Large financial firms that lost employees and office space in Tuesdays disaster in New York were able to carry on business from “mirrored” sites and have ordered new copies of information security software that is used to add customers to proprietary data networks.
Secure Computing, a San Jose security software firm, said many of its customers – financial firms headquartered in lower Manhattan – had to switch to the mirrored sites the firms maintain internally. The switch happened automatically as facilities inside the World Trade Center towers were reduced to rubble: When the buildings went down, with them went many servers tied into proprietary networks handing financial transactions, like wire transfers. Though they refused to identify the firm, Secure Computing execs said one customer runs $70 billion in transactions each day.

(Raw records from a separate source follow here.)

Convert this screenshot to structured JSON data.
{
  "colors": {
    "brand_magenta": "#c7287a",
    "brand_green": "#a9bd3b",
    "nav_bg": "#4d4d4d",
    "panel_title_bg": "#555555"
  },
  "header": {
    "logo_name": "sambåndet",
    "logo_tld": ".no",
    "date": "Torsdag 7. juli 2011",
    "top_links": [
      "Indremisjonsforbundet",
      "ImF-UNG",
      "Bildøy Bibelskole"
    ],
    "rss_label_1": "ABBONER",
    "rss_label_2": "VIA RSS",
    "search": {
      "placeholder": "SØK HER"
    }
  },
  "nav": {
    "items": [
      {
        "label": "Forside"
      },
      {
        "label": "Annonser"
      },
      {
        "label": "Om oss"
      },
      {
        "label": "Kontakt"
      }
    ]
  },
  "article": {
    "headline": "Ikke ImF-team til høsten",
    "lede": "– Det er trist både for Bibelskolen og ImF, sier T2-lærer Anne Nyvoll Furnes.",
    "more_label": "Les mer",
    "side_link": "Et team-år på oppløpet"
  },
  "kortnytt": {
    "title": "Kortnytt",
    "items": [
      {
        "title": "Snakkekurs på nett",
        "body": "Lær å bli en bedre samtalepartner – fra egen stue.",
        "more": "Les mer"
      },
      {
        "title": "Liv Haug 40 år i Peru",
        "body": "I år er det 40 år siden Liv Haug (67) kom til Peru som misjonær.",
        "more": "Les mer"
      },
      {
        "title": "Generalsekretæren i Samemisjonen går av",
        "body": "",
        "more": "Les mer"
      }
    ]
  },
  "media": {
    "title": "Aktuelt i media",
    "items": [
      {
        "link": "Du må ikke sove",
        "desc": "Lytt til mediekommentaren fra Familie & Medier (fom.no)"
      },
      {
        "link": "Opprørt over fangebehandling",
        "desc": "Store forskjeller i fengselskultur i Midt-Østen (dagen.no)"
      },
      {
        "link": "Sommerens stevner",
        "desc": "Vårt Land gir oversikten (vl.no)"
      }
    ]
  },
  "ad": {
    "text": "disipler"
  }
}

Secure Computing helps large financial corporations develop such mirroring scenarios, which include the use of its software application, SafeWord, to generate one-time-use passwords known as tokens. While the technology was developed to maintain business availability in case of a server outage, it seems to be handling the World Trade Center disaster without glitches. Mirror sites reroute the financial traffic to other offices; SafeWord generates the passwords.
But the firms typically keep their token software locked in vaults they cant access because lower Manhattan remains shut down.
“Our production systems are running around the clock getting product to people who set up sites outside of lower Manhattan,” said Tom Brady, Secure Computing vice president and director of strategic accounts. “As soon as the FAA closed the airports, we commandeered trucks and drivers, so we are sending thousands of tokens to other locations for these financial institutions.”
The first trucks carrying the software left a Secure Computing facility near Minneapolis Wednesday and have delivered more than 2,000 tokens to secure locations outside of New York. More were shipped this morning, and should be delivered in 18 hours or so, Brady said.